Note the +c in position (8,2). Then [1,2,3] are correct up to this typo:

• the block owned by processor (1,0) is
  

  Code: Select all

  -s -c  a  c
-s -c  a  c
-s -c  a  c
-s +c -a  c


  
  as mentionned in [3] and done in exampe1.f [1,2].
  
• the solution vector is
  

  Code: Select all

  ( x1 )   (   0  )
( x2 )   ( -1/6 )
( x3 )   (  1/2 )
( x4 )   (   0  )
( x5 ) = (   0  )
( x6 )   (   0  )
( x7 )   ( -1/6 )
( x8 )   (  1/2 )
( x9 )   (   0  )


  
  and is distributed as
  

  Code: Select all

  proc(0,0)                       proc(1,0)
(x1)    ( b1 )   (   0  )       (x3)    ( b1 )   (  1/2 )
(x2)    ( b2 )   ( -1/6 )       (x4)    ( b2 )   (   0  )
(x5)    ( b3 ) = (   0  )       (x7)    ( b3 ) = ( -1/2 )
(x6)    ( b4 )   (   0  )       (x8)    ( b4 )   (  1/6 )
(x9)    ( b5 )   (   0  )


  
  as mentioned on [3].
That's an easy fix, but the matrix looks ugly.

• or you keep the matrix from the example:
  

  Code: Select all

   s  c  a  l  a  p  a  c  k
-s  c  a  l  a  p  a  c  k
-s -c  a  l  a  p  a  c  k
-s -c -a  l  a  p  a  c  k
-s -c -a -l  a  p  a  c  k
-s -c -a -l -a  p  a  c  k
-s -c -a -l -a -p  a  c  k
-s -c -a -l -a -p -a  c  k
-s -c -a -l -a -p -a -c  k


  
  Then [1,2,3]:
  
  • the block owned by processor (1,0) is
    

    Code: Select all

    -s -c  a  c
-s -c  a  c
-s -c  a  c
-s -c -a  c


    
    so code example1.f needs to amended [1,2] and [3] needs to be
    modified.
  • the solution vector is
    

    Code: Select all

    ( x1 )   (   0  )
( x2 )   ( -1/6 )
( x3 )   (  1/2 )
( x4 )   (   0  )
( x5 ) = (   0  )
( x6 )   (   0  )
( x7 )   (   0  )
( x8 )   (   0  )
( x9 )   (   0  )


    
    and is distributed as
    

    Code: Select all

    proc(0,0)                       proc(1,0)
(x1)    ( b1 )   (   0  )       (x3)    ( b1 )   (  1/2 )
(x2)    ( b2 )   ( -1/6 )       (x4)    ( b2 )   (   0  )
(x5)    ( b3 ) = (   0  )       (x7)    ( b3 ) = (   0  )
(x6)    ( b4 )   (   0  )       (x8)    ( b4 )   (   0  )
(x9)    ( b5 )   (   0  )


    
    so [3] needs to be corrected.

Either way.
(We never found the time to correct these mistakes.)

--julien

[1] ScaLAPACK example1.f,
http://www.netlib.org/scalapack/examples/example1.f.
[2] ScaLAPACK Users' Guide Section: Source Code for Example
Program #1,
http://www.netlib.org/scalapack/slug/node27.html.
[3] ScaLAPACK Users' Guide Section: Details of Example Program #1,
http://www.netlib.org/scalapack/slug/node28.html.

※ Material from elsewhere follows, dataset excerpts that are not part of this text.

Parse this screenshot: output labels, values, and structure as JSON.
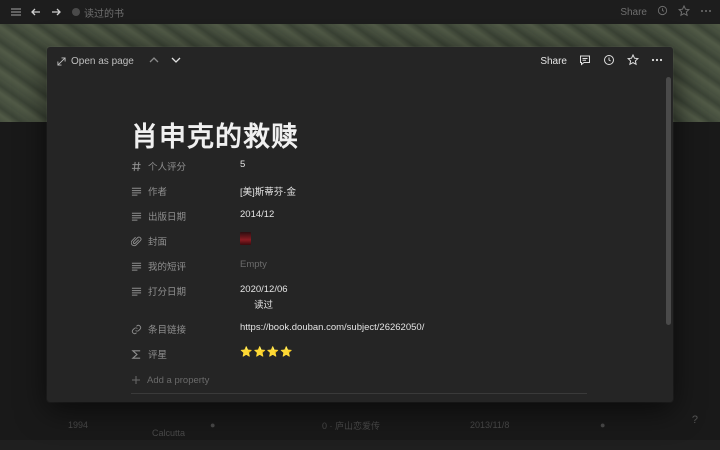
{
  "topbar": {
    "breadcrumb": "读过的书",
    "share_label": "Share"
  },
  "modal": {
    "open_as_page": "Open as page",
    "share_label": "Share",
    "title": "肖申克的救赎",
    "properties": [
      {
        "name": "个人评分",
        "value": "5",
        "icon": "hash-icon"
      },
      {
        "name": "作者",
        "value": "[美]斯蒂芬·金",
        "icon": "text-icon"
      },
      {
        "name": "出版日期",
        "value": "2014/12",
        "icon": "text-icon"
      },
      {
        "name": "封面",
        "value": "",
        "icon": "paperclip-icon"
      },
      {
        "name": "我的短评",
        "value": "Empty",
        "icon": "text-icon"
      },
      {
        "name": "打分日期",
        "value": "2020/12/06",
        "sub": "读过",
        "icon": "text-icon"
      },
      {
        "name": "条目链接",
        "value": "https://book.douban.com/subject/26262050/",
        "icon": "link-icon"
      },
      {
        "name": "评星",
        "value": "⭐⭐⭐⭐",
        "icon": "sigma-icon"
      }
    ],
    "add_property": "Add a property"
  },
  "background_row": {
    "col1": "1994",
    "col2": "Calcutta",
    "col3": "0 · 庐山恋爱传",
    "col4": "2013/11/8"
  },
  "help": "?"
}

NB: when you print your vector on each processor, be sure not to exceed
the vector size. In your case, the local size of the vector X on proc (0,0) is
5, while the local size of the vector X on proc(1,0) is 4 and while on proc
(1,0), (1,1), (2,0) and (2,1) there is no vector X at all.